PRAYER: O Lord, we understand that with the beginning of a covenant relationship with you, we are held to Your ethics and teaching. This is a choice we make on our own without coercion from either You or the evil one. We are forever grateful that You give us this choice and that You teach us how to live by it. We are aware that the alternative to this precious covenant relationship is sure spiritual death, the kind that came to the criminal who was crucified at the same time You were but refused to have faith in You. That man and all who serially reject You as a lifestyle, will sink into the torments part of hell and will suffer conscious and eternal torment from which there is no escape. The closest description we have of this is in LK 16: 23-24, “In hell, where he [the rich man] was in torment, he looked up and saw Abraham far away with Lazarus by his side. So he called to him, ‘Father Abraham, have pity on me and send Lazarus to dip the tip of his finger in water and cool my tongue, because I am in agony in this fire.’” Abraham refused explaining in (26), “And besides all this between us and you a great chasm has been fixed, so that those who want to go from here to you cannot, nor can anyone cross over from there to us.” The righteous choices we make have their rewards. We are given in RO 8: 29 the hope of the resurrection, just as Christ, the “First among many brothers” had. This opens the way to an eternal life of blissful friendship and fellowship with You in heaven. We are reunited with all those who have gone on to heaven before us, and we will spend our time using the talents You gave us in worshipping and serving You. That is the way from paradise where we rest, awaiting the great rapture [1 THESS 4: 13-17] when we will have a “meeting in the air” with Christ, our Lord and Messiah]. We utter “Maran atha!” [Come, O Lord –Aramaic-1 COR 16: 22]. We beg that You receive our thanks and praise forever. In Christ’s holy/mighty name. Amen.
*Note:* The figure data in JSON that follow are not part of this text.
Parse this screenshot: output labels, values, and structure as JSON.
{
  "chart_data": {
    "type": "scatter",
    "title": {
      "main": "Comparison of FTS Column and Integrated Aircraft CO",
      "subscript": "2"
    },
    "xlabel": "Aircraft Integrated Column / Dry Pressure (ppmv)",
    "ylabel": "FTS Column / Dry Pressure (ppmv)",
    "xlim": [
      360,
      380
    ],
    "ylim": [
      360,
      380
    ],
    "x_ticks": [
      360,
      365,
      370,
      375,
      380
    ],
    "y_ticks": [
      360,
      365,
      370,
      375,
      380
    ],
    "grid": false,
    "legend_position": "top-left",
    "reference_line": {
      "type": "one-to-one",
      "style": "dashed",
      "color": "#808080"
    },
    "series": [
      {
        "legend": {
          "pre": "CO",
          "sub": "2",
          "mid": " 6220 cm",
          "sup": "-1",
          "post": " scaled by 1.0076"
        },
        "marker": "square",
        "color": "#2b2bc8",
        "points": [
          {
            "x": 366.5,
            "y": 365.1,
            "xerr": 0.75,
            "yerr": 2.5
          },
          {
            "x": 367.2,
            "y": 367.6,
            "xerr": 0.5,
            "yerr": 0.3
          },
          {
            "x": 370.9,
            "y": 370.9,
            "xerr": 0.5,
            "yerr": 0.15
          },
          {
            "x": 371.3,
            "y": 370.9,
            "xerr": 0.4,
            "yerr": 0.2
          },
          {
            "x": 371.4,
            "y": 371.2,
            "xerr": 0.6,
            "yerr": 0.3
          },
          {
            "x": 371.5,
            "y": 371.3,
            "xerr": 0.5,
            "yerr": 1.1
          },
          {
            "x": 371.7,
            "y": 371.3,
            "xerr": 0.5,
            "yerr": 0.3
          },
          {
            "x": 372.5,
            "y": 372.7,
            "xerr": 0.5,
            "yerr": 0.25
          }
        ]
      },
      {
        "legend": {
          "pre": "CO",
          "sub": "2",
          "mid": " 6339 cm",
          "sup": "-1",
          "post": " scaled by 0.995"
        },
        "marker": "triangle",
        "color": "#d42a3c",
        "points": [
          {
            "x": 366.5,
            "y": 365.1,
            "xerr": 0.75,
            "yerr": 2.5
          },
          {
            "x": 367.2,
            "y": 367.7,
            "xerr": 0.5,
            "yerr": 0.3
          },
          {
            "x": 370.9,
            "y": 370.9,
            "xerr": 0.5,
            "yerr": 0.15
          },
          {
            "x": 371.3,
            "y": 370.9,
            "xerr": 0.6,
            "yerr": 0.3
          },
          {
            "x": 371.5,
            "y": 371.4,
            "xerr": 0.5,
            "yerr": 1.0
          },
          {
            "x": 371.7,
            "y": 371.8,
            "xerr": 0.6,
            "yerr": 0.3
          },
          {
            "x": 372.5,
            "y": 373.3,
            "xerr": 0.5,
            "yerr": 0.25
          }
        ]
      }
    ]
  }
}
NEXT WEEK: We will begin a new segment of the “Our Covenant” messages called “Bonded by Blood.” Our investigation of covenants will allow us to delve into different kinds of covenants, with the understanding that God is always a Participant, only sometimes tacitly and other times overtly. There was a reason that Christ spoke directly on the taking of vows before the Father in MT 6: 33-37. This is never to be done lightly. God means for us to keep promises we make righteously, so we must think first before making a promise. And then, we must keep the promises we make. My past experience is that breaking promises leads to sorrow and destruction. Making rash promises does the same. Any vow taken before God is even more important. This is no reason to refuse ever to enter into marriage or other important, well-conceived commitments for carefully-considered reasons. That is because a refusal to ever commit to anything is a one-way ticket to misery. For example, living in uncommitted sexual relationships leads to having children out of wedlock. Since 80 % of these relationships fail, these children are left to grow up without at least one of their parents. And that doesn’t even speak to the failure rate of blended families. Of course, they don’t all fail, but the reality of many of them doing so can’t be ignored. The statistics speak for themselves. Our God loves us and wants us to live in a covenant relationship with Him. The rewards of doing so involve true happiness an inner peace. It is He Who is the Source of these latter things, and we must raise our hands in praise and thanks to Him for it!